In our example we have the following Python libraries in our requirements.txt file
pydeck | For Deck.Gl integration | |
pandas | https://pandas.pydata.org/ for data processing | |
streamlit | because we're working with streamlit.... | |
shapely | https://pypi.org/project/Shapely/ for polygon management | |
fiona | Python's GDAL API https://pypi.org/project/Fiona/ | |
geopandas | Geospatial data processing in /ython https://geopandas.org/ | |
pygeos | Extends Geopandas abilitie |
Our packages.txt file has the following lines
gdal-bin
python-rtree
these two programs give the underlying container the ability to do the heavy geospatial lifting
Once the packages.txt and requirements.txt files are in the repository they will be automatically discovered during the app baking process. Adding new sources in to these files may require you to reboot the app - and this brings us in to the first bit of streamlit infrastructure
This is a screenshot of the streamlit app with the app management console open
The streamlit control panel provides some utilities for managing your app - it's located on the bottom left of the screen
- more in-depth debugging tools - available through the log file download
- below that is the reboot app option - this will reload the requirements.txt and packages.txt file and is necessary to use if you add new binaries in to your app
- delete app... it deletes the app...and below that are some documentation and support tools
Inside the app itself is a pretty light logic load.
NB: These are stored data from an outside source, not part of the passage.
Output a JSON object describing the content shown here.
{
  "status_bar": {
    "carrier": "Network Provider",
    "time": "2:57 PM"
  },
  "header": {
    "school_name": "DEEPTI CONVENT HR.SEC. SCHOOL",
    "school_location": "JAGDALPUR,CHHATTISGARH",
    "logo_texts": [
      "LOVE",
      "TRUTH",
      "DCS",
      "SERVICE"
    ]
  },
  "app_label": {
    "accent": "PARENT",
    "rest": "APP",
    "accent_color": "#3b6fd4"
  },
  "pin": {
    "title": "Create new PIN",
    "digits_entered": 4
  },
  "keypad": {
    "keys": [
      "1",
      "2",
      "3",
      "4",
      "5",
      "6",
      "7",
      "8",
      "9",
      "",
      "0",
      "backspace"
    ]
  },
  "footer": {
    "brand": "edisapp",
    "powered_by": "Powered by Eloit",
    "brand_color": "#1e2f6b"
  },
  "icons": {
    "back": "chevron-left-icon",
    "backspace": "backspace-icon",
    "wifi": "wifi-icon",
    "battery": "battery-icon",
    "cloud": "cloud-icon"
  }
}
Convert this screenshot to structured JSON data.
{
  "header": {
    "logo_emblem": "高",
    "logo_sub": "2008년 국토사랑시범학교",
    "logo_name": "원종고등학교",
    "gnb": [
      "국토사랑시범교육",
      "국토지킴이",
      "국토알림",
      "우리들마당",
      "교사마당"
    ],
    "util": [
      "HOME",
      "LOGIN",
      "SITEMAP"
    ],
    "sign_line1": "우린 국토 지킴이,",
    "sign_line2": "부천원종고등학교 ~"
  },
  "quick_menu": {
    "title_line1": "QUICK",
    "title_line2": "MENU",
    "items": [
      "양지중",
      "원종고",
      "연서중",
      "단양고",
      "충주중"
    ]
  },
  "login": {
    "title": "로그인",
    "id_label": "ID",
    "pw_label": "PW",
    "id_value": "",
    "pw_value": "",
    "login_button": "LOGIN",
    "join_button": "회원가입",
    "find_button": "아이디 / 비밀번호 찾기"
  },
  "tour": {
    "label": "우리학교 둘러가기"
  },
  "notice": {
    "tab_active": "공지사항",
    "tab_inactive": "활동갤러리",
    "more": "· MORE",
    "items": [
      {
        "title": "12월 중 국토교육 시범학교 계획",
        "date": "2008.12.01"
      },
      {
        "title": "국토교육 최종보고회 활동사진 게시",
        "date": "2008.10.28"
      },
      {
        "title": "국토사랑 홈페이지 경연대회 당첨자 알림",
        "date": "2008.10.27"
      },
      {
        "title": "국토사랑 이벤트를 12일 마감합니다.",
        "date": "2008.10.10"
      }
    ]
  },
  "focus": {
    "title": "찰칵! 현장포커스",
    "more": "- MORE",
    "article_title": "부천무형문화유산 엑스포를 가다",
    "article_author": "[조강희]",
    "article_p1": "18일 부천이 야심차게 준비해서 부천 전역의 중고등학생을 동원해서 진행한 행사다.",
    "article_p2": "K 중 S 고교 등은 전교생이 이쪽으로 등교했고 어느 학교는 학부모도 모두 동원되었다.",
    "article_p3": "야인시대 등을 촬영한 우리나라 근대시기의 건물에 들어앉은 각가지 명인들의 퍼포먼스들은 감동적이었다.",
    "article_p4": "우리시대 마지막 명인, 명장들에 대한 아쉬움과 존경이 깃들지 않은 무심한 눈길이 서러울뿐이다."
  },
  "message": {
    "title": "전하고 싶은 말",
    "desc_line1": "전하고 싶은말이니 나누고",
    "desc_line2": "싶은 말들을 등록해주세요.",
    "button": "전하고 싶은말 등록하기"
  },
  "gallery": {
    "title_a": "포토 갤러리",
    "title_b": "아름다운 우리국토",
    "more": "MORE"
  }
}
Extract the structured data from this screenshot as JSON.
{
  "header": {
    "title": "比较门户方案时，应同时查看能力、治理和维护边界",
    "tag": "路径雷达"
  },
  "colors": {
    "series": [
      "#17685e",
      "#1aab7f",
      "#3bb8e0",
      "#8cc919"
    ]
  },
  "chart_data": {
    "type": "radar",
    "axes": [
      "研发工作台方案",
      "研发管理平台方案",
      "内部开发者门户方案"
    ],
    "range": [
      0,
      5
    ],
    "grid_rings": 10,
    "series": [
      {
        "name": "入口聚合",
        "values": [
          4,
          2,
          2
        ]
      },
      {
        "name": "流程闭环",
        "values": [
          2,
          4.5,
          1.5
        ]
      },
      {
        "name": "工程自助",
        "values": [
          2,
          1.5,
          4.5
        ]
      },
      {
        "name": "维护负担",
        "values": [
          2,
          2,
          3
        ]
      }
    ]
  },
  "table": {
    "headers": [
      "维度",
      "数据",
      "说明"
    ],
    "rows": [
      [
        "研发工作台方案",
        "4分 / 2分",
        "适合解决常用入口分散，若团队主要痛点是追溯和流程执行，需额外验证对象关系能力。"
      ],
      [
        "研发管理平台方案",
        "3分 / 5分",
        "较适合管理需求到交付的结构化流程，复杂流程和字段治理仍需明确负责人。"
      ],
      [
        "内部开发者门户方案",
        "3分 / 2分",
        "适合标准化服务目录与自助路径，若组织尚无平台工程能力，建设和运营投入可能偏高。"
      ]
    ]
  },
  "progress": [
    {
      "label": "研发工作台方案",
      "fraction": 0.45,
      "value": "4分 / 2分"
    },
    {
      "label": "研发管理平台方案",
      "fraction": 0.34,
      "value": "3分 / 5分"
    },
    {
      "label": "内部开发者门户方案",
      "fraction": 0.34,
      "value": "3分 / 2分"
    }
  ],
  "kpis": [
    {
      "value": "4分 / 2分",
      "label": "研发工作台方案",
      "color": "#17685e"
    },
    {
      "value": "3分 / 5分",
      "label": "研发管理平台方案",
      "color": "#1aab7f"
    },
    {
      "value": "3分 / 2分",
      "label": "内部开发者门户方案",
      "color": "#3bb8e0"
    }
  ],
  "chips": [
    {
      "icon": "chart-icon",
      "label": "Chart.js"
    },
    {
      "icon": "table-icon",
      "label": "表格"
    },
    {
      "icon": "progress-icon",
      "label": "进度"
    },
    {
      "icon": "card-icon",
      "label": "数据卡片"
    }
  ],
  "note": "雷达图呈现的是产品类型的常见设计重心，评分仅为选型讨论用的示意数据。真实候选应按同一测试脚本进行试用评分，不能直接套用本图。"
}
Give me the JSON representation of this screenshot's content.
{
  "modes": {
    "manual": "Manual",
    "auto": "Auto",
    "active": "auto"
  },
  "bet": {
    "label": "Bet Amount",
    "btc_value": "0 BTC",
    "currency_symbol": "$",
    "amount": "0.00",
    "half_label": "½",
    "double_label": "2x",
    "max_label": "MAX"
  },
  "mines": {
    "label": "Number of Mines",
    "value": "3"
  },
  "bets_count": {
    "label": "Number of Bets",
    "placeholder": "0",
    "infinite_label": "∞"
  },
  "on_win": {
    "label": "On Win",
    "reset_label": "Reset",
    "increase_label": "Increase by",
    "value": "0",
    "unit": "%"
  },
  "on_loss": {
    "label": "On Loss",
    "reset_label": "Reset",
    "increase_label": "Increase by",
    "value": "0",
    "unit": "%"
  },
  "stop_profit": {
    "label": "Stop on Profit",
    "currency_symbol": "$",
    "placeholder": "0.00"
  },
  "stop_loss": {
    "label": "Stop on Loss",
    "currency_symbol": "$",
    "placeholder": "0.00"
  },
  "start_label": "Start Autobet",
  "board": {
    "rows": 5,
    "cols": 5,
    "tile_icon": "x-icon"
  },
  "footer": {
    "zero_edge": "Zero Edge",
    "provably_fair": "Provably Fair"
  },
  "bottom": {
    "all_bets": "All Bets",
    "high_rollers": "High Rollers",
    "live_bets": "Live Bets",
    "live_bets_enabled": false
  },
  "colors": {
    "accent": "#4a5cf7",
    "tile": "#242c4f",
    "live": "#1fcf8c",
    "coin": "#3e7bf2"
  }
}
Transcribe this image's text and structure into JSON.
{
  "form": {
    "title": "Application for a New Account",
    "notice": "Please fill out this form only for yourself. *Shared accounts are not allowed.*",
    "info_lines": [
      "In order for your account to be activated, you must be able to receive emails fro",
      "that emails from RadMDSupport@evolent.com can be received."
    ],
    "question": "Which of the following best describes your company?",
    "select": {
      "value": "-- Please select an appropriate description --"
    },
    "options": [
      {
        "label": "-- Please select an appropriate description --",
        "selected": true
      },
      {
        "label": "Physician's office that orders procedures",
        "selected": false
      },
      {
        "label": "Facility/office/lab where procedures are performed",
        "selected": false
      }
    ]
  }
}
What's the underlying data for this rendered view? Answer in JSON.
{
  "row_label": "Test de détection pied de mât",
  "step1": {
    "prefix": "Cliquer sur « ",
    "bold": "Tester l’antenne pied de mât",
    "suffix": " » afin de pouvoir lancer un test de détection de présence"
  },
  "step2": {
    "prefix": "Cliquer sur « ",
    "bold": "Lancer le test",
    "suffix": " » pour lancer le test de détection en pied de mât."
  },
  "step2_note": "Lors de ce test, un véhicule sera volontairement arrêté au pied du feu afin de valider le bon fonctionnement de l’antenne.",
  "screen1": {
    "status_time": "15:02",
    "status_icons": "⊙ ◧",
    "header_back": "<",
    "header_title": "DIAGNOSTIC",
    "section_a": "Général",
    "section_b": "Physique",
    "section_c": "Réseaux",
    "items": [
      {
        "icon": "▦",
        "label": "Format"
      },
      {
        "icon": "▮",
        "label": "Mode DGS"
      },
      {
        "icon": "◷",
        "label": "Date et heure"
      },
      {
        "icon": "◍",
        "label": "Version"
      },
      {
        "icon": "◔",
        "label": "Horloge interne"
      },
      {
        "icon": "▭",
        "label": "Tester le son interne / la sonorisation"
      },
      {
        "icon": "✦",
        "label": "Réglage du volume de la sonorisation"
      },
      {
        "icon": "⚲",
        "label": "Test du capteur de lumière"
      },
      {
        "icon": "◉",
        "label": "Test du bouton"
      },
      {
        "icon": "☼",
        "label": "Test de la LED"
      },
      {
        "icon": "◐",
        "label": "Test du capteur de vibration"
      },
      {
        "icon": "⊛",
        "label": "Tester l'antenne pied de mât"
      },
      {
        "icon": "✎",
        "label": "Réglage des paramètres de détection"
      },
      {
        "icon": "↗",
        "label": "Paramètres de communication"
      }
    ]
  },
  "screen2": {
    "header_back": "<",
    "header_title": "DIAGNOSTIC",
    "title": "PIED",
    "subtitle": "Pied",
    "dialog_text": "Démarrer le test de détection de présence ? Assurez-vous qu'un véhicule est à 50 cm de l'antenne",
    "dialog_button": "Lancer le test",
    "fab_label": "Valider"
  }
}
I really like deck.gl, however hadn't really worked with it before - it's pretty elegant and comes with some neat pan-tilt tools i haven't seen front and center before... has a modern design flavor to it in general
Anyhow - with 3 lines of code I added one dropdown select menu that manipulates the Geopandas dataframe and generates a data set that the deck gl library can consume
treetype = trees['Common_Name'].drop_duplicates() # select all of the trees from the dataframe and filter by unique values to create a useful dropdown menu list
tree_choice = st.sidebar.selectbox('Tree type:', treetype) # render the streamlit widget on the sidebar of the page using the list we created above for the menu
trees=trees[trees['Common_Name'].str.contains(tree_choice)] # create a dataframe for our deck.gl map to use in the layer as the data source and update it based on the selection made above
and similarly here's a streamlit slider widget for controlling the size of the points inside the deck.gl map
dotradius = st.sidebar.slider('Tree dot radius') # this creates a slider widget called "tree dot radius"
layer = [
pdk.Layer(
"GeoJsonLayer",
data=trees,
getFillColor=[60, 220, 255],
getRadius=dotradius, #here's the streamlit slider widget being used to determine the size of the point on the deckgl map
),]
And that's really all i've done so far. In the next part of this work I'm hoping to start doing some actual geopandas data processing to see where Ash trees land on or near existing buildings as we did in this jupyter notebook + geopandas tutorial here https://guides.hsl.virginia.edu/it-services-blog/zoombites/using-tree-data-in-a-python-3-jupyter-notebook
Additional Discussion
- Here's an interesting discussion on streamlit as the next tableau... https://medium.com/@fabio.annovazzi/is-streamlit-a-threat-to-powerbi-and-tableau-d20af60d594
- A cool component for using leaflet with streamlit for feedback =https://github.com/andfanilo/streamlit-light-leaflet
Thank You!
An enormous shout out to Randy Zwitch who leaned in on the forums and Martin Fleishman of Geopandas for encouraging me to do something useful like documentation ;) It's a pleasure to be a part of an internationally diverse community - something that Open Source continues to deliver.